Friday, May 14, 2021

Team finds earliest signs of humans changing ecosystems with fire

A plume of flame and sparks on a black background

A new study provides the earliest evidence to date of ancient humans significantly altering entire ecosystems with fire.

The study, which appears in the journal Science Advances, combines archaeological evidence—dense clusters of stone artifacts dating as far back as 92,000 years ago—with paleoenvironmental data on the northern shores of Lake Malawi in eastern Africa to document that early humans were ecosystem engineers. They used fire in a way that prevented regrowth of the region’s forests, creating a sprawling bushland that exists today.

“This is the earliest evidence I have seen of humans fundamentally transforming their ecosystem with fire,” says Jessica Thompson, assistant professor of anthropology at Yale University and the paper’s lead author. “It suggests that by the Late Pleistocene, humans were learning to use fire in truly novel ways. In this case, their burning caused replacement of the region’s forests with the open woodlands you see today.”

Lake Malawi’s ecosystem

The artifacts the researchers examined are of the type produced across Africa in the Middle Stone Age, a period dating back at least 315,000 years. The earliest modern humans made their appearance during this period, with the African archaeological record showing significant advances in cognitive and social complexity.

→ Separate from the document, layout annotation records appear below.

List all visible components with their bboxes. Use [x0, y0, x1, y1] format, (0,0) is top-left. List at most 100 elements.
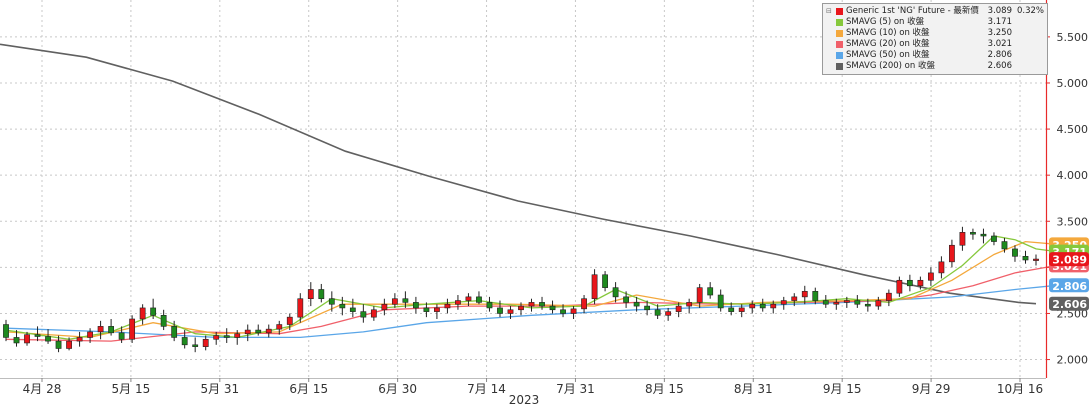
candle — [265, 324, 272, 338]
candle — [780, 296, 787, 310]
x-tick-label: 4月 28 — [23, 382, 62, 396]
candle — [896, 276, 903, 297]
last-value-tag: 2.806 — [1049, 278, 1089, 293]
candle-body — [118, 332, 125, 340]
legend-row-smavg-50[interactable]: SMAVG (50) on 收盤 2.806 — [826, 50, 1044, 61]
candle — [991, 232, 997, 246]
candle-body — [255, 329, 262, 334]
candle — [276, 320, 283, 335]
candle-body — [843, 300, 850, 303]
candle — [486, 296, 493, 312]
candle-body — [780, 300, 787, 305]
candle-body — [497, 307, 503, 314]
candle-body — [66, 340, 72, 349]
candle-body — [150, 307, 157, 316]
legend-label: SMAVG (50) on 收盤 — [846, 50, 930, 60]
candle — [349, 298, 356, 318]
x-axis-year-label: 2023 — [509, 393, 540, 407]
candle-body — [591, 274, 598, 300]
candle-body — [770, 303, 777, 309]
chart-legend[interactable]: ⊟ Generic 1st 'NG' Future - 最新價 3.089 0.… — [822, 3, 1048, 75]
legend-row-price[interactable]: ⊟ Generic 1st 'NG' Future - 最新價 3.089 0.… — [826, 6, 1044, 17]
candle — [833, 298, 840, 310]
legend-label: SMAVG (5) on 收盤 — [846, 17, 925, 27]
candle-body — [759, 303, 766, 309]
candle-body — [213, 335, 220, 340]
last-value-tag-bg — [1049, 278, 1089, 293]
candle — [297, 293, 304, 323]
candle — [539, 296, 545, 310]
candle — [328, 291, 335, 312]
candle-body — [623, 296, 630, 303]
candle-body — [854, 300, 861, 305]
y-tick-label: 4.000 — [1057, 169, 1089, 182]
candle-body — [822, 300, 829, 305]
candle-body — [1012, 248, 1018, 257]
candle-body — [654, 309, 661, 316]
x-tick-label: 7月 14 — [467, 382, 506, 396]
candle-body — [560, 309, 566, 314]
candle — [623, 291, 630, 308]
candle — [465, 293, 472, 307]
candle — [602, 271, 608, 292]
legend-label: SMAVG (200) on 收盤 — [846, 61, 935, 71]
candle-body — [991, 235, 997, 242]
candle-body — [13, 337, 20, 344]
legend-row-smavg-10[interactable]: SMAVG (10) on 收盤 3.250 — [826, 28, 1044, 39]
legend-collapse-icon[interactable]: ⊟ — [826, 7, 832, 15]
x-tick-label: 9月 29 — [912, 382, 951, 396]
candle — [202, 335, 209, 351]
candle — [108, 318, 115, 336]
candle-body — [486, 302, 493, 309]
candle — [55, 335, 62, 353]
legend-label: Generic 1st 'NG' Future - 最新價 — [846, 6, 979, 16]
candle — [507, 306, 514, 319]
candle-body — [444, 303, 451, 309]
candle-body — [139, 307, 146, 320]
candle — [87, 328, 93, 343]
candle-body — [265, 328, 272, 334]
candle-body — [160, 315, 167, 327]
candle-body — [833, 302, 840, 305]
candle-body — [307, 289, 314, 300]
candle-body — [297, 298, 304, 318]
candle — [728, 302, 735, 316]
candle-body — [223, 335, 230, 338]
x-tick-label: 5月 31 — [200, 382, 239, 396]
x-tick-label: 8月 31 — [734, 382, 773, 396]
candle — [24, 331, 30, 346]
legend-row-smavg-200[interactable]: SMAVG (200) on 收盤 2.606 — [826, 61, 1044, 72]
last-value-tag: 2.606 — [1049, 296, 1089, 311]
candle — [791, 293, 798, 307]
candle — [738, 304, 745, 318]
candle — [980, 228, 987, 244]
candle-body — [455, 300, 461, 305]
candle-body — [381, 303, 388, 311]
candle — [318, 283, 325, 303]
candle-body — [402, 298, 409, 303]
candle-body — [34, 334, 41, 337]
candle — [1001, 237, 1008, 253]
legend-row-smavg-5[interactable]: SMAVG (5) on 收盤 3.171 — [826, 17, 1044, 28]
candle — [171, 320, 178, 342]
candle-body — [423, 307, 430, 312]
legend-row-smavg-20[interactable]: SMAVG (20) on 收盤 3.021 — [826, 39, 1044, 50]
x-tick-label: 10月 16 — [997, 382, 1043, 396]
candle-body — [896, 279, 903, 294]
candle-body — [518, 305, 524, 311]
candle — [654, 304, 661, 319]
y-tick-label: 5.000 — [1057, 77, 1089, 90]
candle — [381, 298, 388, 316]
candle-body — [55, 340, 62, 349]
x-tick-label: 5月 15 — [112, 382, 151, 396]
candle-body — [24, 334, 30, 344]
candle — [3, 319, 9, 342]
candle — [927, 267, 934, 286]
candle-body — [339, 303, 346, 309]
candle-body — [812, 291, 819, 301]
x-tick-label: 6月 15 — [289, 382, 328, 396]
candle-body — [980, 233, 987, 237]
candle — [66, 337, 72, 351]
candle — [917, 276, 924, 290]
candle-body — [328, 298, 335, 305]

The researchers logged several field seasons of archaeological work in the region before a conversation with Sarah Ivory of Penn State, who led the paleoenvironmental analyses, helped them make sense of the patterns they observed in their data. They discovered that the regional archaeological record, its ecological changes, and the development of alluvial fans near Lake Malawi—an accumulation of sediment eroded from the region’s highland—dated to the same period of origin, suggesting that they were connected.

Lake Malawi’s water levels have fluctuated drastically over the ages. During the lake’s driest periods, the last of which ended about 85,000 years ago, it diminished into two small, saline bodies of water. The lake recovered from these arid stretches and its levels have remained high ever since, according to the study.

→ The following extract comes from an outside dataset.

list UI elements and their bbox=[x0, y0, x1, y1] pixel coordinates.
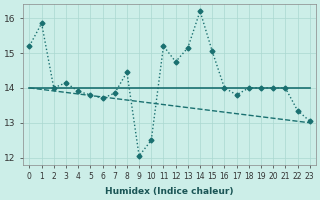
X-axis label: Humidex (Indice chaleur): Humidex (Indice chaleur) bbox=[105, 187, 234, 196]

The researchers collected archaeological data from more than 100 pits excavated across hundreds of kilometers of the alluvial fan that developed during this time of steady lake levels. The paleoenvironmental data are based on counts of pollen and charcoal that settled to the floor of the lakebed and were later recovered in a long sediment core drilled from a modified barge.

According to the researchers, the data revealed that a spike in charcoal accumulation occurred shortly before the flattening of the region’s species richness—the number of distinct species inhabiting it. Despite the consistently high lake levels, which imply greater stability in the ecosystem, the species richness went flat following the last arid period based on information from fossilized pollen sampled from the lakebed, the researchers found.

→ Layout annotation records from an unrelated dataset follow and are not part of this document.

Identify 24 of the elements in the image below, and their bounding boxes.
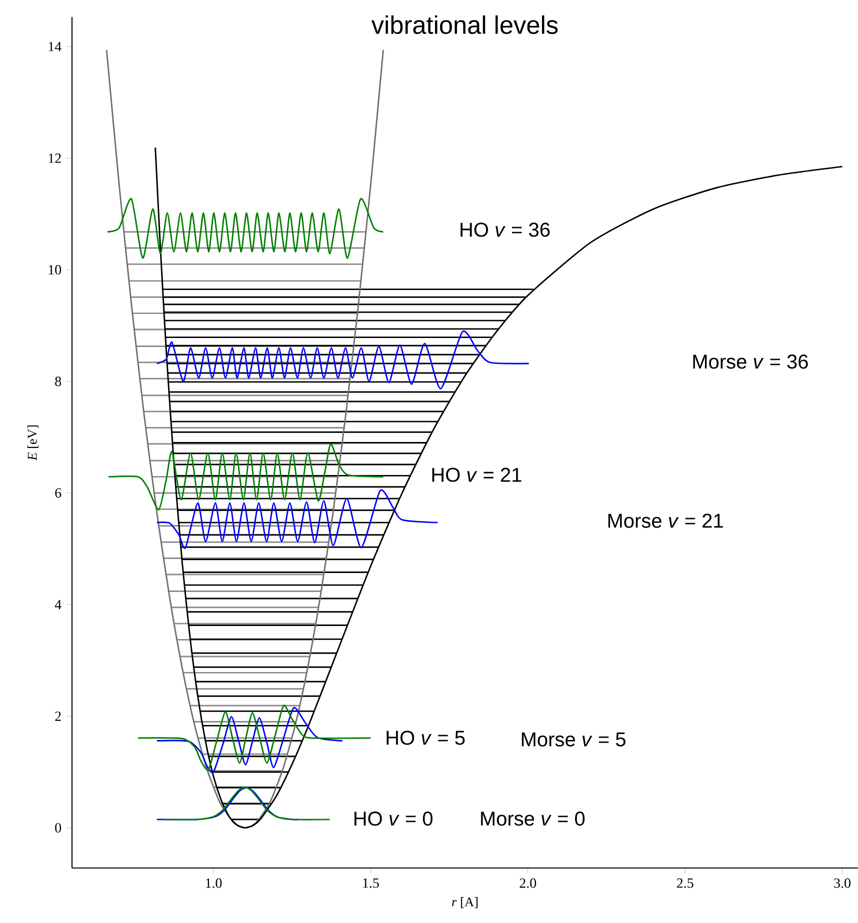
- y-tick-label: 2: [55, 712, 61, 721]
- annotation: HO v = 36: [460, 222, 550, 237]
- x-tick-label: 1.5: [363, 878, 379, 888]
- x-tick-label: 2.0: [520, 878, 536, 888]
- x-axis-title: r [A]: [452, 897, 478, 908]
- annotation: HO v = 21: [432, 468, 522, 482]
- annotation: HO v = 5: [386, 730, 465, 745]
- annotation: Morse v = 21: [608, 514, 723, 528]
- x-tick-label: 3.0: [834, 878, 850, 888]
- chart-title: vibrational levels: [371, 15, 558, 34]
- annotation: Morse v = 36: [693, 354, 808, 369]
- y-tick-label: 10: [48, 265, 62, 275]
- y-tick-label: 12: [48, 154, 61, 163]
- annotation: Morse v = 5: [522, 732, 626, 746]
- y-tick-label: 8: [55, 376, 62, 386]
- y-tick-label: 0: [55, 823, 62, 833]
- y-axis-title: E [eV]: [27, 426, 38, 461]
- annotation: Morse v = 0: [481, 812, 585, 826]
- y-tick-label: 6: [55, 488, 62, 498]
- x-tick-label: 1.0: [206, 878, 222, 888]
- x-tick-label: 2.5: [676, 878, 694, 888]
- annotation: HO v = 0: [354, 812, 432, 826]
- y-tick-label: 4: [54, 600, 62, 610]
- y-tick-label: 14: [48, 42, 62, 52]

This was unexpected because over previous climate cycles, rainy environments had produced forests that provide rich habitat for an abundance of species, Ivory explains.

“The pollen that we see in this most recent period of stable climate is very different than before,” she says. “Specifically, trees that indicate dense, structurally complex forest canopies are no longer common and are replaced by pollen from plants that deal well with frequent fire and disturbance.”

Controlling the environment

The increase in archaeological sites after the last arid period, paired with the spike in charcoal and absence of forest, suggests that people were manipulating the ecosystem with fire, the researchers conclude. The scale of their environmental impact over the long term is something typically associated with farmers and herders, rather than hunter-gatherers. This suggests early ecological manipulation on par with modern people and may also explain why the archaeological record formed.

The burning paired with climate-driven changes created the conditions that allowed for preservation of millions of artifacts in the region, the researchers explain.

“Dirt rolls downhill unless there is something to stop it,” Wright says. “Take the trees away, and when it rains, there is a lot of dirt moving downhill in this environment.”

Previous transitions from dry to wet conditions in the region didn’t yield a similar alluvial fan and were not preceded by the same charcoal spike, the researchers note.

It’s not clear why people were burning the landscape, Thompson says. It’s possible that they were experimenting with controlled burns to produce mosaic habitats conducive to hunting and gathering, a behavior documented among hunter-gatherers. It could be that their fires burned out of control, or that there were simply a lot of people burning fuel in their environment that provided for warmth, cooking, or socialization, she explains.

“One way or another, it’s caused by human activity,” she says. “It shows early people, over a long period of time, took control over their environment rather than being controlled by it. They changed entire landscapes, and for better or for worse that relationship with our environments continues today.”

Thompson wrote the study with 27 colleagues from institutions in the United States, Africa, Europe, Asia, and Australia. Thompson led the archaeological work in collaboration with the Malawi Department of Museums and Monuments and David Wright of the University of Oslo, who led efforts to date the study’s archaeological sites.

Funding for the work came from the Australian Research Council, the National Geographic-Waitt Foundation, the Wenner-Gren Foundation, the University of Queensland Archaeological Field School, the Korean Research Foundation Global Research Network, Deutsche Forschungsgemeinschaft, Emory University, and the Belmont Forum.